Francesca Del Moro, Les obéissants, Cicorivolta éditions.
Paru en langue italienne sous le sigle de collection Liberté, égalité, diversité (c’est déjà plus qu’un programme), voilà un livre de poésie qui nous submerge d’interrogations sur le monde, sur le pourquoi de vivre, sur la fragilité et le mutisme des masses, sur le néant, sur l’inutilité de l’espoir en quoi et en qui que ce soit, divinités incluses. A la limite, sur la poésie elle-même, ou l’inutilité du cri, ou, justement, son utilité, mais pour les seuls initiés que nous sommes.
On peut deviner, rien qu’à l’illustration de couverture (détail d’un dessin Songe d’Apollon d’Alexandre Sicioldr, combien nous serions tous des fantômes, qui ne voient plus, qui ont la bouche ouverte sans qu’aucun son n’en vienne: nous voilà désormais aveugles, chauves, plus rien que les fruits d’un arbre desséché, pratiquement mort, ou alors les branches devenues tentacules d’un monstre errant et méconnaissable.

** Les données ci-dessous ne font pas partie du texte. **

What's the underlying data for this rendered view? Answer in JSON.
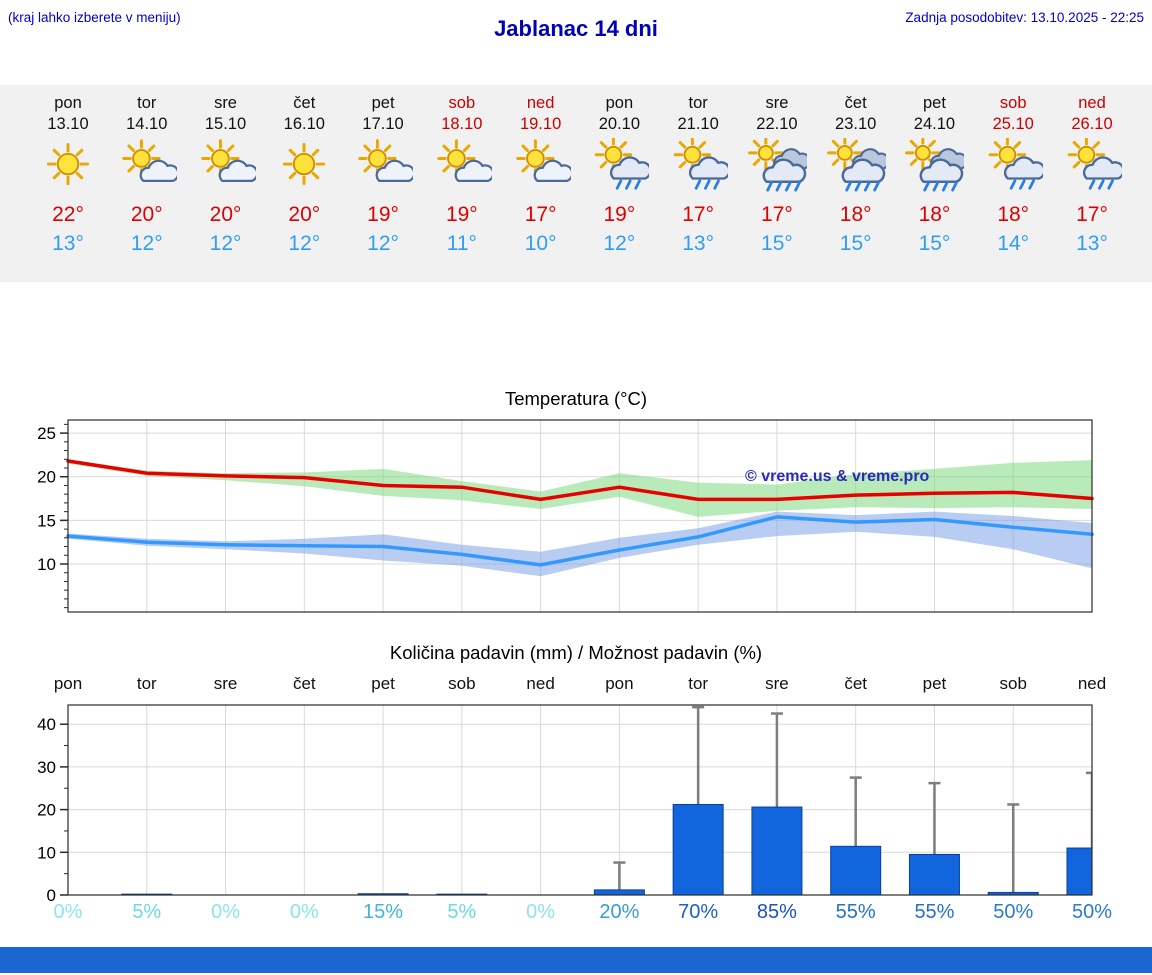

Rien en tout cas de commun avec ce que nous lisons quotidiennement de poésie, d’où qu’elle nous parvienne.
LXXXIV, page 99:
Qu’est-ce qui vous différencie des insectes?
Comme des grades fourmis bien mises qui marchent
Et portent vos petites miettes au bercail
Le soir vous chantez comme les cigales
Et le pied qui finalement vous écrase
Vous l’appelez Dieu et vous l’adorez.
Il faut aussi lire la superbe postface d’Anna-Maria Curci. Elle ramène à la relecture de l’ouvrage pour réaffirmer avec force ce que nous avions entrevu. La tête inclinée, mais aussi le cerveau rebelle. Poésie qui semble se remettre constamment en cause pour nous livrer un réveil définitif qui, sans doute, ne le sera jamais. Ainsi les obéissants ne le seront jamais.
Voilà un discours différent. Une alliance ouverte pour les insoumis qui s’y reconnaîtront sans peine. Un grand livre.